John Wesley Coleman III, longtime member of garage rock favorites The Golden Boys, has grown in talents and reach in recent years. There’s a gathering assurance in his performances and songwriting that’s grown out of the great raw talent listeners heard on his earliest releases and collaborations. This gradual refinement and deepening of creative vision is every artist’s goal, but there’s an added greatness about music like this. Microwave Dreams is full of inspiration, never overstays its welcome, and has a natural progression reflecting the control and certainty behind Coleman’s work. If you haven’t heard this guy yet, it’s time. These are ten songs covering a wide spectrum of musical styles, lyrical slants, and points of view. Some of the songs keep up a straight-forward approach, but others tinker with or throw listener’s expectations overboard without ever going so far off the rails and risking incomprehensibility.
“On the Couch Again” is the album’s first real gem. Some alt-rock posturing begins the album on “Shovel”, but Microwave Dreams’ second song is such an unique hybrid of various approaches that it’s impossible to skim over. The arguable highlight of the song is Coleman’s singing and lyrics. The incongruous details, lifted wholesale from reality, have great specificity and bring listeners in to the singer’s point of view thanks to the easygoing manner of his voice. “Hang Tight” blisters the skin with its brawling guitars, hammering drums, and aggressive Coleman vocal. It’s never an exercise of bash and thud, however – there’s something in Texas songwriters like Coleman that prohibits anything like that and audiences can thank their lucky stars for it. Another bright gem on Microwave Dreams is “Jesus Never Went to Junior High”, a gloriously whacked out tribute to golden oldie rock complete with the requisite sax blowing away in the background. It isn’t a hollow imitation though. Coleman uses the style as a great vehicle for another personal-sounding lyric and his burned out vocal has unquestionable, if surprising given the content, sensitivity.
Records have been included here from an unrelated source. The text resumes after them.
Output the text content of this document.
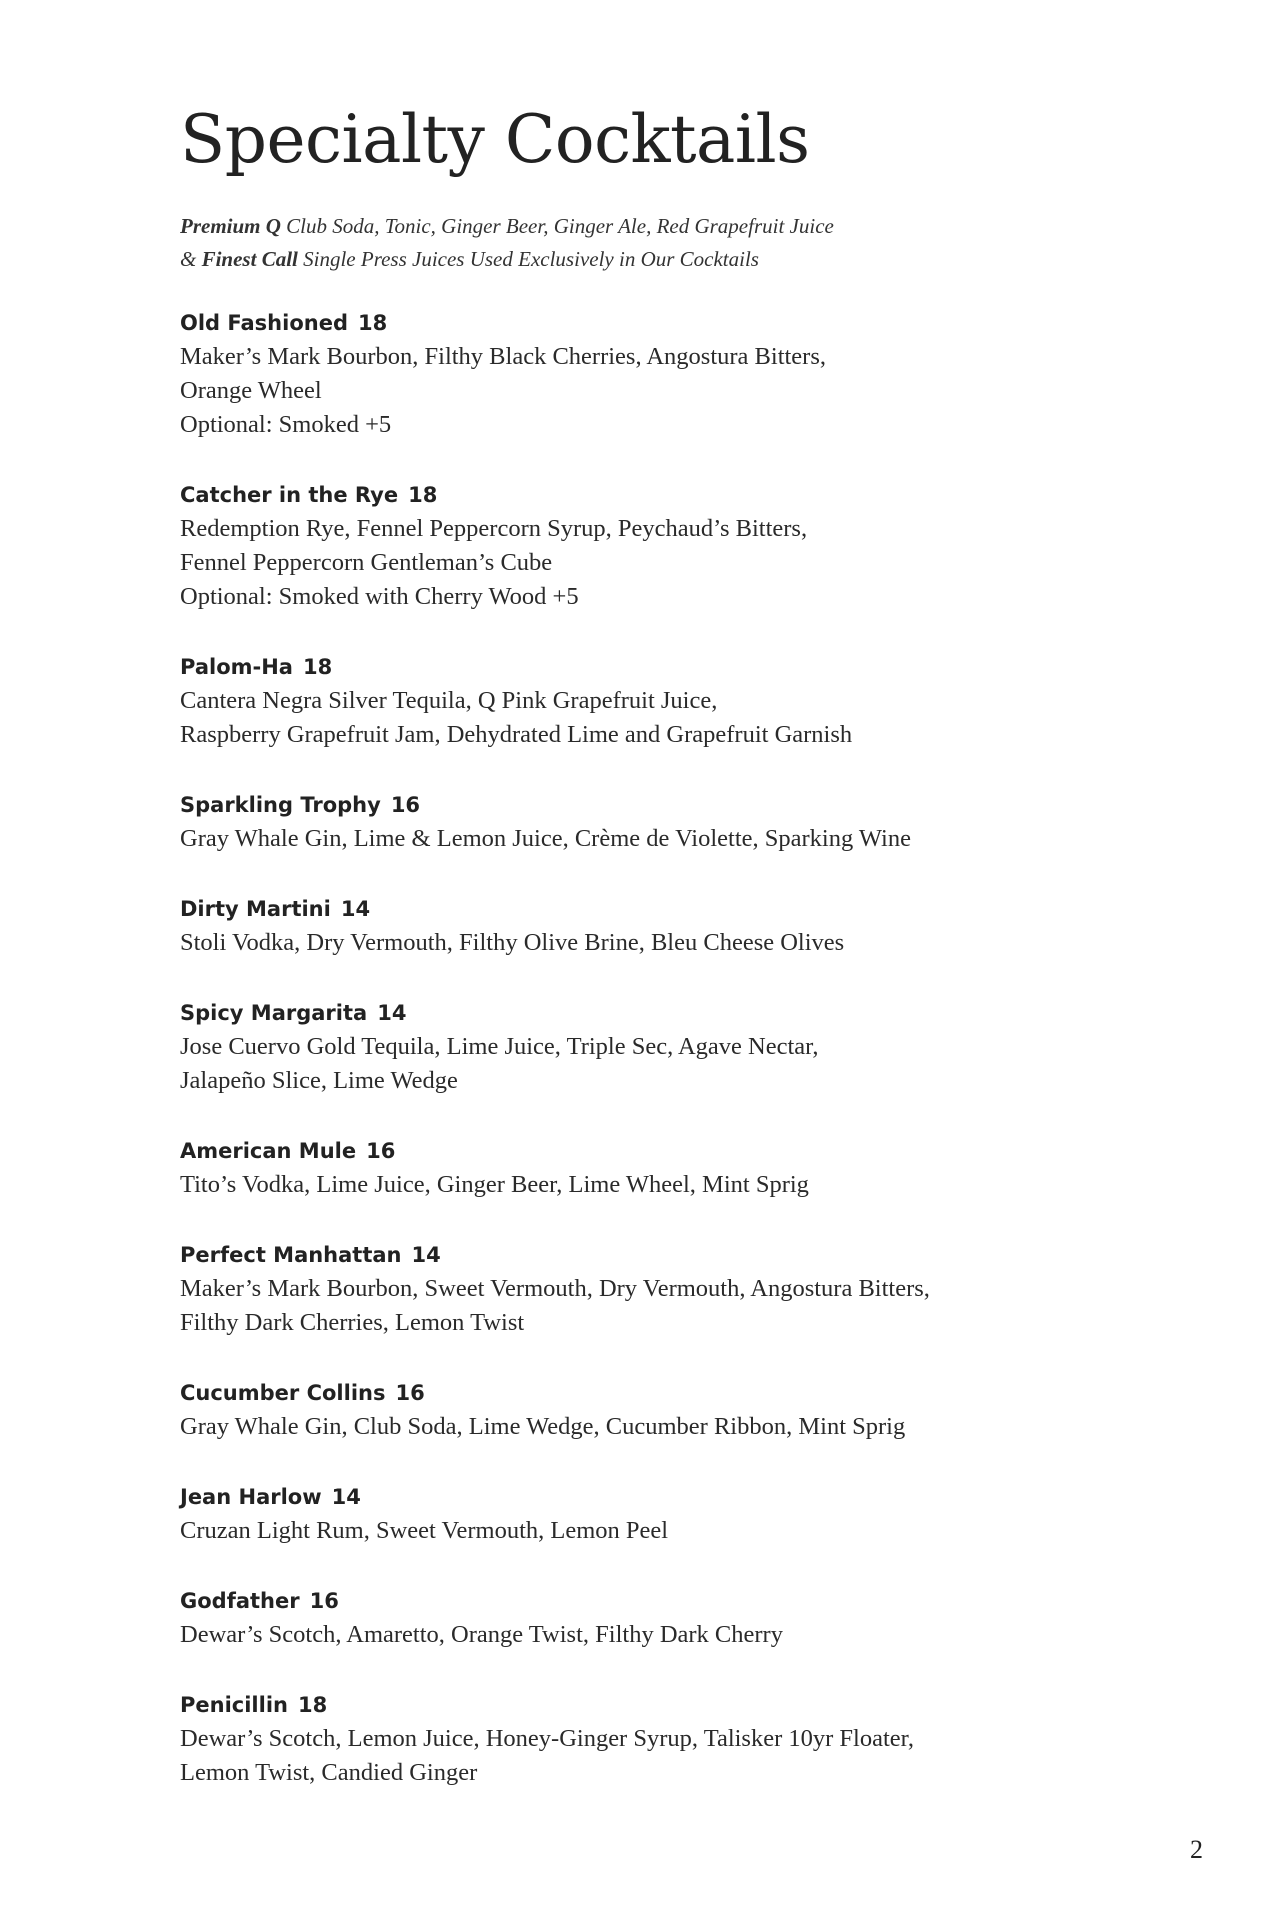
Specialty Cocktails
Premium Q Club Soda, Tonic, Ginger Beer, Ginger Ale, Red Grapefruit Juice
& Finest Call Single Press Juices Used Exclusively in Our Cocktails
Old Fashioned 18
Maker’s Mark Bourbon, Filthy Black Cherries, Angostura Bitters,
Orange Wheel
Optional: Smoked +5
Catcher in the Rye 18
Redemption Rye, Fennel Peppercorn Syrup, Peychaud’s Bitters,
Fennel Peppercorn Gentleman’s Cube
Optional: Smoked with Cherry Wood +5
Palom-Ha 18
Cantera Negra Silver Tequila, Q Pink Grapefruit Juice,
Raspberry Grapefruit Jam, Dehydrated Lime and Grapefruit Garnish
Sparkling Trophy 16
Gray Whale Gin, Lime & Lemon Juice, Crème de Violette, Sparking Wine
Dirty Martini 14
Stoli Vodka, Dry Vermouth, Filthy Olive Brine, Bleu Cheese Olives
Spicy Margarita 14
Jose Cuervo Gold Tequila, Lime Juice, Triple Sec, Agave Nectar,
Jalapeño Slice, Lime Wedge
American Mule 16
Tito’s Vodka, Lime Juice, Ginger Beer, Lime Wheel, Mint Sprig
Perfect Manhattan 14
Maker’s Mark Bourbon, Sweet Vermouth, Dry Vermouth, Angostura Bitters,
Filthy Dark Cherries, Lemon Twist
Cucumber Collins 16
Gray Whale Gin, Club Soda, Lime Wedge, Cucumber Ribbon, Mint Sprig
Jean Harlow 14
Cruzan Light Rum, Sweet Vermouth, Lemon Peel
Godfather 16
Dewar’s Scotch, Amaretto, Orange Twist, Filthy Dark Cherry
Penicillin 18
Dewar’s Scotch, Lemon Juice, Honey-Ginger Syrup, Talisker 10yr Floater,
Lemon Twist, Candied Ginger
2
“Scarecrow Smile” has dark beauty. It opens with a bit of sound effects, but the music soon comes in and listeners are treated to one of the album’s most haunting performances. The lyrical content is excellent evidence of the same talent that’s enabled Coleman to experience some success as a published poet. He’s back in much more commercial territory with “Exotic Tambourine”, but even when he’s at his most recognizably mainstream, Coleman’s spirit and approach remains subversive. This track has a great, rousing sweep that many will like. “See You Tomorrow” is a late rock-inspired gem on Microwave Dreams with a heavy rhythm section and a great vocal from Coleman. Little that comes before on this album prepares people for the ending. “We Care About Love” throws caution to the wind and flies high on the strength of Coleman’s piano playing and spirited singing. The lyrics aren’t particularly intricate, but they are a perfect match for the song and he puts everything into it that he can muster. It’s an eye popping ending to an album that works from the beginning to end and never dips in quality.